Of course if they don’t think of any use cases, they will never be able to fund 4 years of R&D. But they’re looking at things like monitoring for learning disabilities, markers for cognitive decline caused by diseases like Alzheimers, and also athletic performance. The company told me the cost of the headphones will vary depending on the application and requirement, although they won’t provide further details. For reference, bargain setups come in at a hefty price below, while medical research grade setups hover in the $10k range and will likely fall somewhere in between.

The first public demonstration of the technology was as flashy as you can imagine: an experiment set aboard the International Space Station. is participating in Axiom-1, the first fully privately funded mission to the ISS, which will feature a series of exciting experiments and projects on board.

Study participants will use the headset on the surface while performing a number of tasks, then repeat those tasks with variations while on the ISS. The company described the reason for the test as follows: has set itself a goal to become the standard for monitoring mental health in space.

While data collection is being done for various physiological measurements, such as heart rate, skin resistance, and muscle mass, there are currently no high-quality longitudinal data on neurological changes in extended space missions. Such information could be important in assessing daily plastic changes in the brain and predicting how the brain will adapt to long-term space travel.

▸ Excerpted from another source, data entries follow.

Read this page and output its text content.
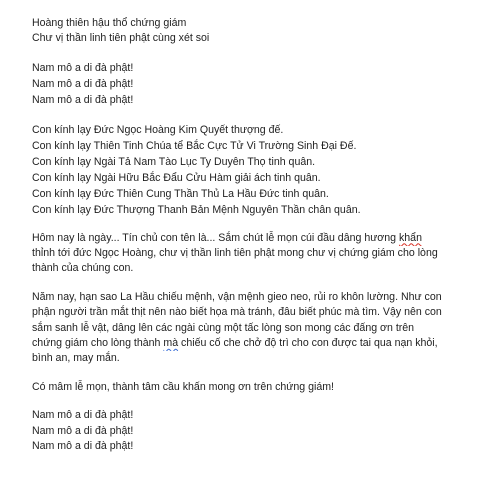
Hoàng thiên hậu thổ chứng giám
Chư vị thần linh tiên phật cùng xét soi
Nam mô a di đà phật!
Nam mô a di đà phật!
Nam mô a di đà phật!
Con kính lạy Đức Ngọc Hoàng Kim Quyết thượng đế.
Con kính lạy Thiên Tinh Chúa tể Bắc Cực Tử Vi Trường Sinh Đại Đế.
Con kính lạy Ngài Tả Nam Tào Lục Ty Duyên Thọ tinh quân.
Con kính lạy Ngài Hữu Bắc Đẩu Cửu Hàm giải ách tinh quân.
Con kính lạy Đức Thiên Cung Thần Thủ La Hầu Đức tinh quân.
Con kính lạy Đức Thượng Thanh Bản Mệnh Nguyên Thần chân quân.
Hôm nay là ngày... Tín chủ con tên là... Sắm chút lễ mọn cúi đầu dâng hương khẩn
thỉnh tới đức Ngọc Hoàng, chư vị thần linh tiên phật mong chư vị chứng giám cho lòng
thành của chúng con.
Năm nay, hạn sao La Hầu chiếu mệnh, vận mệnh gieo neo, rủi ro khôn lường. Như con
phận người trần mắt thịt nên nào biết họa mà tránh, đâu biết phúc mà tìm. Vậy nên con
sắm sanh lễ vật, dâng lên các ngài cùng một tấc lòng son mong các đấng ơn trên
chứng giám cho lòng thành mà chiếu cố che chở độ trì cho con được tai qua nạn khỏi,
bình an, may mắn.
Có mâm lễ mọn, thành tâm cầu khấn mong ơn trên chứng giám!
Nam mô a di đà phật!
Nam mô a di đà phật!
Nam mô a di đà phật!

They’re not the first to come up with this, of course – NASA and other space agencies have been doing similar experiments for years, but as points out, it’s with decent equipment old. This is not only potentially a test of spatial cognitive function, but also a proof of concept that spatial cognitive function can be tested with little trouble. No one wants to lubricate their scalps for the weekly cognitive load test during their 3-month trip to Mars.

In addition to the headset and testing, announced it has raised an $8.5 million seed round led by Mangrove Capital Partners (no other participants named). Medical device R&D doesn’t come cheap, but there’s almost certainly a market for this in and out of remote health and performance monitoring systems. We should hear more about the specific pros of the headset as it goes into more public testing.